Saturday, February 25, 2012

rough seas

I fought the battle of Sedgefield, and Sedgefield won.

Punchy, capricious conditions make me hopelessly awkward on launch; it takes me six or seven tries to get the glider over my head and, when I do, it feels so miraculous that I'm dumbstruck for the first few moments of flight.

As soon as I begin to slide along the forested ridge, I'm cutting through thermals so sharp they feel like air-gun blasts aimed haphazardly from the ground below. My heart in my throat, I keep pressure on the glider, doggedly willing my head back into the customary position. It fights me, creeping up between the risers.

Moment by moment, I struggle to relax as my twitching glider rings me like a bell in the harness. I hear small collapses crinkle the sides of the wing, waiting sickly for the moment until there's a crisp snap as the airfoil reinflates. Albatross tandems swoop across my path. Occasional gusts shove me too close for comfort to the toothy line of trees that runs across the top of the ridge. Struggling to keep my head, I talk to myself. Hum. Sing a little bit: African Sky BlueTake It EasyAcross the Universe. Breathe loudly through the nose, focusing on the texture of the air as it traces a long curve over the back of my throat.

No dice. The conditions are unrelenting, and my heart has worked its way up from my throat to my mouth.

Defeated, I point my glider out from the ridge. A series of explosive thermals keeps me up longer than I anticipated, but it gives me ample time to choose a landing area from the options on offer. Cruising in on final, ground effect cruelly pops me up again five or six times before finally allowing me to settle to the ground.

As I start to gather my lines, I see that my hands are shaking.

On the ride back, I ponder the validity of my sense of defeat.
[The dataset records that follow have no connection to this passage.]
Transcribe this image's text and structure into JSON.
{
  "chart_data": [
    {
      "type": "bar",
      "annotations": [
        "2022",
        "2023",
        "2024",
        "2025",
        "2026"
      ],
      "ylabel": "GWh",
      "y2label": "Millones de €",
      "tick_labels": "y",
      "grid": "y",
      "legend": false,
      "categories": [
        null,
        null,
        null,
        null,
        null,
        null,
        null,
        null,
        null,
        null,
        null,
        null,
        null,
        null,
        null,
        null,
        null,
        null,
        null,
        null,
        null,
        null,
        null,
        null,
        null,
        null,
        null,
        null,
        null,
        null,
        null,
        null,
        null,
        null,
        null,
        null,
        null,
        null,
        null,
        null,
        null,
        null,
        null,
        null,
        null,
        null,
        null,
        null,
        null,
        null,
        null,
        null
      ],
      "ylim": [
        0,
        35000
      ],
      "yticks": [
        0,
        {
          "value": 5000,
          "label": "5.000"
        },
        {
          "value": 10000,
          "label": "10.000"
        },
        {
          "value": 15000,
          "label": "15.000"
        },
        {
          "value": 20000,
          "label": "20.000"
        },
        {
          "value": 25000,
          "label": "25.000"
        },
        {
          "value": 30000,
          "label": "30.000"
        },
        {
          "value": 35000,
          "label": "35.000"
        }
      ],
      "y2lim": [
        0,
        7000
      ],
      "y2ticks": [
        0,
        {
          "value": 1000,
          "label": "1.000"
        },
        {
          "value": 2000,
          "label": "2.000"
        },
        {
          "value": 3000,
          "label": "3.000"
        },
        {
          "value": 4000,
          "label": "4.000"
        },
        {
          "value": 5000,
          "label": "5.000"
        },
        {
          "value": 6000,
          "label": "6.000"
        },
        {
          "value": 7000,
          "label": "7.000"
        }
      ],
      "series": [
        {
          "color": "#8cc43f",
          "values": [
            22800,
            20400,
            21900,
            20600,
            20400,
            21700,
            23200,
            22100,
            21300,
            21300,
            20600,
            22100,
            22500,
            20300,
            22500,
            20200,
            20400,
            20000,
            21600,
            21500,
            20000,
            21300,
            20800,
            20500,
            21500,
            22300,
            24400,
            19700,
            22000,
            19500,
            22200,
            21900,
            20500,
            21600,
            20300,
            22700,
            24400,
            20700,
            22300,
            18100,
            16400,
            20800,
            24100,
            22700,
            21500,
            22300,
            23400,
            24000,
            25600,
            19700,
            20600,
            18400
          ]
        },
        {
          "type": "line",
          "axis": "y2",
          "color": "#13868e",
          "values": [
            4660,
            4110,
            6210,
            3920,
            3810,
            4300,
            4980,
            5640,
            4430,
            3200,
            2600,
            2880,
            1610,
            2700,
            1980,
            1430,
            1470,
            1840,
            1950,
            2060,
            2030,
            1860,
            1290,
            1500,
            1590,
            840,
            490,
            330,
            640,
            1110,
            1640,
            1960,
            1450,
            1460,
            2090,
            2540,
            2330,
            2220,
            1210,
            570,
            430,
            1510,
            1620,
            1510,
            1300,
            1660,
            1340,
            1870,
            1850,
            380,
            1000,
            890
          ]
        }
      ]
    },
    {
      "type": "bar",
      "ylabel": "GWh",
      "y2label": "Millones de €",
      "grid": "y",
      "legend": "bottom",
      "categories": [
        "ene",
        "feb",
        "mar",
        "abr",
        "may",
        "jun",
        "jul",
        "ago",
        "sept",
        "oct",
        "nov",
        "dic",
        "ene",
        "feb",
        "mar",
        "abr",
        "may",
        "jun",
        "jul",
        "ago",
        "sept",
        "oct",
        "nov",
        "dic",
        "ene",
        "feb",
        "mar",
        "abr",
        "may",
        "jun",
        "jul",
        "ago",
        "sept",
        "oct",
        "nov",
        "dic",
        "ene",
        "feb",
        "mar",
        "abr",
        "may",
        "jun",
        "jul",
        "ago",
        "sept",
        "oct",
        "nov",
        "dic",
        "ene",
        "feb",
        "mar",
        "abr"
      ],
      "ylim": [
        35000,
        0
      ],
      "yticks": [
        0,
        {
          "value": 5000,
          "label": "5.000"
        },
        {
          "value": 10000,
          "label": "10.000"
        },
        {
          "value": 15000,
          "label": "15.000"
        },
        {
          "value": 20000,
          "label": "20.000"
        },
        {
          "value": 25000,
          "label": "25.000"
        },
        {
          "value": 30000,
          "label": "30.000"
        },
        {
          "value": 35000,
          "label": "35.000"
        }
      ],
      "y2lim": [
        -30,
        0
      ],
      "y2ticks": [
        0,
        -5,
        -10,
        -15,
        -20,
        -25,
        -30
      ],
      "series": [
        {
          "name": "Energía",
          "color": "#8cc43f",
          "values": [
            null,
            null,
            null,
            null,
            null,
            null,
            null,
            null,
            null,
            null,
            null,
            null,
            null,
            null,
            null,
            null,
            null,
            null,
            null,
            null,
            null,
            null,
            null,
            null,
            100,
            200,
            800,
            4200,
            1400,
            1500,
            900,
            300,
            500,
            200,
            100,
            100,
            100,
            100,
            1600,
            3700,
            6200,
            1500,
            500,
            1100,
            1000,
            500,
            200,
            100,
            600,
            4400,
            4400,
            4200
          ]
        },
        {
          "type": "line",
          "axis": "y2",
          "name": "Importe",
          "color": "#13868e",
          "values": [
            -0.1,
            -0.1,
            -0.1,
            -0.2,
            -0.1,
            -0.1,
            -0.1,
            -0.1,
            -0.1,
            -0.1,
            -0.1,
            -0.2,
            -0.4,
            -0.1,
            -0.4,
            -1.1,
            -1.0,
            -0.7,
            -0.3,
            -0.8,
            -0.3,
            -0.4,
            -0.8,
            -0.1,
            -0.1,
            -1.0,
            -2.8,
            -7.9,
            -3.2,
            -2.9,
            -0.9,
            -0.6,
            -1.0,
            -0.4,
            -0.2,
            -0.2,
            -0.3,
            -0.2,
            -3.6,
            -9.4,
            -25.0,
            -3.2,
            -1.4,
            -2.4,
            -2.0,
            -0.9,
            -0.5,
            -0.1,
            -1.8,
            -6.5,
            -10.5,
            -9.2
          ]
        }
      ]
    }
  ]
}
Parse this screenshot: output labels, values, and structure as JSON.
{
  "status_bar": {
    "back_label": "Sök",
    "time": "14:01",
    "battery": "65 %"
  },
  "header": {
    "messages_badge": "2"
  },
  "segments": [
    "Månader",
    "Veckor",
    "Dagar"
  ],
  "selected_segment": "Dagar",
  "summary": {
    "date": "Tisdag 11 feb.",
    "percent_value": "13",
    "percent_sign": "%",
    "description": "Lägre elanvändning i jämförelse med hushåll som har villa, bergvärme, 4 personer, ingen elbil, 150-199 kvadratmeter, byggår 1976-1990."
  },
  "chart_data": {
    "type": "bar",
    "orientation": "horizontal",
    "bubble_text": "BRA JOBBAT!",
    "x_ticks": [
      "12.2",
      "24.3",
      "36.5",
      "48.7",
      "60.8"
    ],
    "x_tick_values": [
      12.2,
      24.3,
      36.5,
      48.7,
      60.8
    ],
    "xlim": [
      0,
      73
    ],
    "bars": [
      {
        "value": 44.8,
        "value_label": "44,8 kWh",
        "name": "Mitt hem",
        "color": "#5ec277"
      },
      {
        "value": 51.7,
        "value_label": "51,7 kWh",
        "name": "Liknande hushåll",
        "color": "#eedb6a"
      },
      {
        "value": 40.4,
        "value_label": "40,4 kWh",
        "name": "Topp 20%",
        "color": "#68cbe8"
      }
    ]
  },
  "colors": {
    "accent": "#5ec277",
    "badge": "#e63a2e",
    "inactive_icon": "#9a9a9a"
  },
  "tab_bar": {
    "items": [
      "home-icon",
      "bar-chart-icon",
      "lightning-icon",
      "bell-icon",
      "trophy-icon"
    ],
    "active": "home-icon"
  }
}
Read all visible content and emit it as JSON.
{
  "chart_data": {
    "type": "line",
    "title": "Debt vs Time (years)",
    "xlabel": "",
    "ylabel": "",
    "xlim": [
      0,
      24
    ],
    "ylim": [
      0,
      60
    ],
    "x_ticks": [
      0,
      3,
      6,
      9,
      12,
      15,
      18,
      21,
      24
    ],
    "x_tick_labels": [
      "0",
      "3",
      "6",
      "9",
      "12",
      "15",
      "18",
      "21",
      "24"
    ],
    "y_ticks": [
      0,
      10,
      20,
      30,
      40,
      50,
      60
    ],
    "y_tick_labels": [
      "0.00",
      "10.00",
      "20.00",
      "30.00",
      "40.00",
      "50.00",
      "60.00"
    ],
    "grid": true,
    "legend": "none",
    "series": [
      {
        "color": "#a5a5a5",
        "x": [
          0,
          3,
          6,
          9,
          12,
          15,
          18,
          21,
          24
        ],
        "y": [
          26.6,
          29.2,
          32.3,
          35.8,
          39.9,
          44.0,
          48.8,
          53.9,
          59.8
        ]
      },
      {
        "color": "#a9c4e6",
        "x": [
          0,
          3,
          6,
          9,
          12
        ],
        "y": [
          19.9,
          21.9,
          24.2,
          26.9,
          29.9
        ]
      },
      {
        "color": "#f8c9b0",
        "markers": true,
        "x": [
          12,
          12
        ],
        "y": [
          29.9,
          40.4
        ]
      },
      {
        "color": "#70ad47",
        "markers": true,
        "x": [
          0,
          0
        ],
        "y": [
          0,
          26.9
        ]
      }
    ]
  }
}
I think about how difficult it was to launch in those conditions (when the immense disquietude of the air had already been explained to me) and to be dragged around the topside at least once -- in front of a crowd -- with a biffed launch.


There's only one way forward: do the hardest thing, over and over, with a smile -- and soon, the smile will be real.

Thursday, February 23, 2012

I'm back.

The sensation is so raw that it makes my blood sting the hollows of my veins.

I'm watching my face reflected in the enormous panel of glass that separates this living room from the coastal forest spread out below. The early-morning sea throws handfuls of foam at the shore. My paraglider is waiting expectantly for the day to begin.

The last time I was on this continent, I never budged from overdrive. Everything was new; everything was at once terrifying and bones-on-fire sweet. I found a new life here without even looking for it, and every moment burned another bridge to the life I'd had before.

It's different now.

It's better.

I knew it would be; there was no replicating that first few months in the bower of southern Africa. That moment was pinned to the change it engendered, and that change was so complete and universal that it seems now to be someone else's story.

This time, I still take enormous pleasure in sitting silently in a restaurant, reveling in the earthy sensuousness of Afrikaans' earthy rasps and trilling r's. I still check the gas gauge before driving through townships. I still find myself marveling at the salty practicality of the wheat-haired descendants of the first pioneers, their offhand economy of expression a Rubik's cube in my hands. And I will never, never tire of the expanse of mama Africa under my feet, always tempting me onward with the promise of another heartstring plucked.